The TCOC is a military operation that the Maoists did from March to June to strengthen their cadres and start major attacks on security forces. This was done because the forests were stripped of their green cover, making it easier to see and ambush.
The Dandakaranya Special Zonal Committee of the Maoists runs these areas. It is led by the “elusive” Hidma, who is said to be the commander of the PLGA battalion no. 1, which is blamed by police for planning and carrying out hundreds of ambushes against the forces over the last 20 years.
By building bases and roads in faraway places, the forces are trying to “capture, dominate, and hold” these areas. A security officer in Bastar said that the Central Reserve Police Force (CRPF) has set up as many as 15 forward operating bases in Chhattisgarh in the last three years, and more are on the way.
The officer said that these bases are being built so that small groups of troops based there can effectively attack the Naxals in their core areas and make it safe for government agencies to start building projects there.
Forces and government bodies that work in these areas also have to deal with things like remote locations, dense forests, and poor cell phone service.
“However, we are still working on it, and we hope to get good results, including getting rid of the possibility of attacks and ambushes on police patrol parties that could kill people,” the second officer said.

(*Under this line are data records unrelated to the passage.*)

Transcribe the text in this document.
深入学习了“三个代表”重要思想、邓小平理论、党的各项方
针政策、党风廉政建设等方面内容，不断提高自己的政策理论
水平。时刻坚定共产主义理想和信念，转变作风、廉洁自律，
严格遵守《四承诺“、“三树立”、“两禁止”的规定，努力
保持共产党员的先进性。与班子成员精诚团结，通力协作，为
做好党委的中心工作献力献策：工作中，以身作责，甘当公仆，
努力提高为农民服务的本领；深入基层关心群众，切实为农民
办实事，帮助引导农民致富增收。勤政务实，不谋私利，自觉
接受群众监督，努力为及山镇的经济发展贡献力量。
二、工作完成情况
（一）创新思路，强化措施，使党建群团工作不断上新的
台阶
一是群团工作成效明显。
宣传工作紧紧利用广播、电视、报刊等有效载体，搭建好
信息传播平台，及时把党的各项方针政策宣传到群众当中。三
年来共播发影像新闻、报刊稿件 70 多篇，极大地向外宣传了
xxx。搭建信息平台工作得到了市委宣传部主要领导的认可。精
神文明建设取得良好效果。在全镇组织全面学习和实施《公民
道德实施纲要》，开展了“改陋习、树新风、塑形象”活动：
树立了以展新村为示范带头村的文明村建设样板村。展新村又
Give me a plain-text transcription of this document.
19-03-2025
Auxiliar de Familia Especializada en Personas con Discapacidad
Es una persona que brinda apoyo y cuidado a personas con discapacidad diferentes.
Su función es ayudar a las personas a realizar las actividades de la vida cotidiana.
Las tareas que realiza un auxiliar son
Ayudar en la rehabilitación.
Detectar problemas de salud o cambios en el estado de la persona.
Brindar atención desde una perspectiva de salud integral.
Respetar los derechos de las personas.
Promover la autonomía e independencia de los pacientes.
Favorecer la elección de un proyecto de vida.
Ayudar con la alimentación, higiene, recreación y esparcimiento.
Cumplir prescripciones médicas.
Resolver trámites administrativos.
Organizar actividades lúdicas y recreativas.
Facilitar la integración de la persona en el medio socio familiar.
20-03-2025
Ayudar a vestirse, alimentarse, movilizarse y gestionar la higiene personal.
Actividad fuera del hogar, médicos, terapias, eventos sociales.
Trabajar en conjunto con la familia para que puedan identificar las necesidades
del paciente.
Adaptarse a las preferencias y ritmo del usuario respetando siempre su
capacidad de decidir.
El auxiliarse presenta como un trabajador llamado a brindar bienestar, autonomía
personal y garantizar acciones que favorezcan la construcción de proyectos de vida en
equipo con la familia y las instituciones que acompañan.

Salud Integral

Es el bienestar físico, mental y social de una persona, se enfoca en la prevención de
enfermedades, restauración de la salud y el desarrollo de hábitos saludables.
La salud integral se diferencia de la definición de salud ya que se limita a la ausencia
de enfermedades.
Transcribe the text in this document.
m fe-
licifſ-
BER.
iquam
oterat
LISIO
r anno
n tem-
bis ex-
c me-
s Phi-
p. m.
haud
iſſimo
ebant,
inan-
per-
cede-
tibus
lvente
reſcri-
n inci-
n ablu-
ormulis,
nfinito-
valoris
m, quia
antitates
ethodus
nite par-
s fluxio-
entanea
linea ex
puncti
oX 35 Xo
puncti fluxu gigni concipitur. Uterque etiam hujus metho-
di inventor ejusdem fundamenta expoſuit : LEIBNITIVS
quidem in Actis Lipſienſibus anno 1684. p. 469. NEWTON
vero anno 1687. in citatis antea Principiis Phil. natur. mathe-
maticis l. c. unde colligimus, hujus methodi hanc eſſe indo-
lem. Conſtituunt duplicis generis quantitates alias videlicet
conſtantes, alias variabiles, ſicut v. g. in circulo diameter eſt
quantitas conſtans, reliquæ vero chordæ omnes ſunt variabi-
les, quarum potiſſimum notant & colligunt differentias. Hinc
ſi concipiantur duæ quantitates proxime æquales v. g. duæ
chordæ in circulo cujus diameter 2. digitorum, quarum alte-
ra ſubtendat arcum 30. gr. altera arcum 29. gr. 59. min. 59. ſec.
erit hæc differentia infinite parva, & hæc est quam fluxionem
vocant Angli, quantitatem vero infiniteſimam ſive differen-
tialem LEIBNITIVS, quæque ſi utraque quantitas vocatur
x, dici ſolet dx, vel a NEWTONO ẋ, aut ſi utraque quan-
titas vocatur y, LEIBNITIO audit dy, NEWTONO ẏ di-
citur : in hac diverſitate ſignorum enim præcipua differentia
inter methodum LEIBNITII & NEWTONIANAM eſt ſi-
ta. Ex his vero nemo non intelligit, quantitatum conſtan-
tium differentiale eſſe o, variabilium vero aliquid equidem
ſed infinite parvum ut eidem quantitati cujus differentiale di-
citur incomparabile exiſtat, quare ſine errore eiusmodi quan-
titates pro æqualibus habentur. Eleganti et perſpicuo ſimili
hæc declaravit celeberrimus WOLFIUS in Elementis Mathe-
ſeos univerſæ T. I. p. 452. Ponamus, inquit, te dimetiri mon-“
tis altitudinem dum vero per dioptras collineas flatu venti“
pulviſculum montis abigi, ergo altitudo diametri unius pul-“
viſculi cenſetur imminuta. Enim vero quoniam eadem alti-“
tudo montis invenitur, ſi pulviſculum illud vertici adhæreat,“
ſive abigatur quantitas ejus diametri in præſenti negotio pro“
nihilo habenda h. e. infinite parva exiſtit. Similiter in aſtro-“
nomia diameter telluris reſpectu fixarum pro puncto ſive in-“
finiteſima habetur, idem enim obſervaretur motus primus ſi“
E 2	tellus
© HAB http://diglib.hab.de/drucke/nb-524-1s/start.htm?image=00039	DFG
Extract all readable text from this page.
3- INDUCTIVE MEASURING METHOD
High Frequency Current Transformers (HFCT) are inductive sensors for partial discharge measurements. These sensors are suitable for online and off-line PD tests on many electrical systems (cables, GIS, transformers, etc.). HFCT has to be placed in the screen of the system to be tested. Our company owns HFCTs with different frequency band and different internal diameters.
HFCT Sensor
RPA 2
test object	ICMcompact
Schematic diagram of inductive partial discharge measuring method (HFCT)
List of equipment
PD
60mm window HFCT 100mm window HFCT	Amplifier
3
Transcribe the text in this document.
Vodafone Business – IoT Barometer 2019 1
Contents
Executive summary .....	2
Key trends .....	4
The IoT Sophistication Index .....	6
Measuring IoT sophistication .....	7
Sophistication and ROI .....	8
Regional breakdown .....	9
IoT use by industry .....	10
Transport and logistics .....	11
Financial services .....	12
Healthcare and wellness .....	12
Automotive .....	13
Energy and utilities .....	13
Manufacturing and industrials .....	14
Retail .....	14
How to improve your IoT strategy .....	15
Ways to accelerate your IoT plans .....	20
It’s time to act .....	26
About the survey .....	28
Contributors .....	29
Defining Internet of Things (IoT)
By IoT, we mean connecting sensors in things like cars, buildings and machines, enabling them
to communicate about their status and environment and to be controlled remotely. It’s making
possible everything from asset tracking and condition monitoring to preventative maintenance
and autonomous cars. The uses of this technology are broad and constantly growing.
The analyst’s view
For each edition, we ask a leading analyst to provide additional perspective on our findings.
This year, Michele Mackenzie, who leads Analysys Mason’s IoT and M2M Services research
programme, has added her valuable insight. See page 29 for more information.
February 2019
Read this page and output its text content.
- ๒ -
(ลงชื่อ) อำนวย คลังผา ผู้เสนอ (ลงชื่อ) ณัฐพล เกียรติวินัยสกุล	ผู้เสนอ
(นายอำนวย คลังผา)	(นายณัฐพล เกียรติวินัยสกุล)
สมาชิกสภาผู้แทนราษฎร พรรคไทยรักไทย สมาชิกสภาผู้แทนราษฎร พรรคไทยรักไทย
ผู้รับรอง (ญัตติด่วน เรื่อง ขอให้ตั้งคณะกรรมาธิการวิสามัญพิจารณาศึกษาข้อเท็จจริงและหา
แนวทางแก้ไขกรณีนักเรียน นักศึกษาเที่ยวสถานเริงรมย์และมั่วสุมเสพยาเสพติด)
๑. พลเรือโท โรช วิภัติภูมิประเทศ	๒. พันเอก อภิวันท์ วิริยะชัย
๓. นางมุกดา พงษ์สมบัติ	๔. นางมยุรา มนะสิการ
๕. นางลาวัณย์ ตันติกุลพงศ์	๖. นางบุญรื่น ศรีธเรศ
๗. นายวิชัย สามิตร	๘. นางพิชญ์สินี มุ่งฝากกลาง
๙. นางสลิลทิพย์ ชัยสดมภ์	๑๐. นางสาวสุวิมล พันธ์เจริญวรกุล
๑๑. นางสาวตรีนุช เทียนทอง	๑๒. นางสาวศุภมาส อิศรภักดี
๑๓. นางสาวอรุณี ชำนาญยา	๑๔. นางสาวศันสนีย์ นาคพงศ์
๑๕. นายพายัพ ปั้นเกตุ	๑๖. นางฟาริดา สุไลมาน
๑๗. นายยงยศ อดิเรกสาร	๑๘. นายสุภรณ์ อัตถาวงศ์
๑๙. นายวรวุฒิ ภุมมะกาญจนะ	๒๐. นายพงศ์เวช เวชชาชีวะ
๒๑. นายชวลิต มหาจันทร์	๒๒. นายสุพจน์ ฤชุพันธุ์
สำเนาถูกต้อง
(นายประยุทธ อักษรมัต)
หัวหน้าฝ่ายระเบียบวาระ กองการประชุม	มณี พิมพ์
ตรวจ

A Central Reserve Police Force (CRPF) officer said that the IEDs still cause a lot of trouble because of two things.
The first is that the Maoists don’t want to fight one-on-one because they’ve run out of high-tech guns, rifles, and bullets. Instead, the officer said, they choose to start surprise attacks instead.
They don’t always succeed because the forces have learned not to take the “beaten path,” but the officer said that when they do, a number of security people are killed or hurt.
“The second problem is that we still don’t have a way to find IEDs that can’t fail. They are put under blacktop roads or hidden under culverts or bridges. When a security car or patrol passes by, they are set off by a person sitting far away.
Many IEDs go off even when the troops are on foot, because the pressure of their feet is enough to set off the trigger. Over the last two years, these things have hurt more than 100 people, the cop said.
“The last Maoist strongholds to be taken are south Bastar, the places around it, and the IEDs. “This goal is being worked on by the forces,” he said.
In December 2022, the Union government told Parliament that the number of violent acts by Naxals had dropped by 77%, from a high of 2,213 in 2010 to 509 in 2021.
In a written answer to Lok Sabha, Minister of State for Home Nityanand Rai said that the number of deaths caused by the violence dropped by 85%, from a high of 1,005 in 2010 to 147 in 2021. He also said that the trend of fewer deaths continued in 2022.
The Minister also said that the violence has become much more localized. In 2010, 465 police stations in 96 districts reported violence linked to LWE, but in 2021, only 191 police stations in 46 districts did.
The number of districts covered by the Security Related Expenditure Scheme has also gone down, which shows that the area is getting smaller. He had said that the number of these areas would go down from 126 to 90 in April 2018 and then to 70 in July 2021.
He also said that the number of districts responsible for about 90% of LWE violence, which he called “most LWE-affected districts,” went from 35 in 2018 to 30 in 2019, and will go down to 25 in 2021.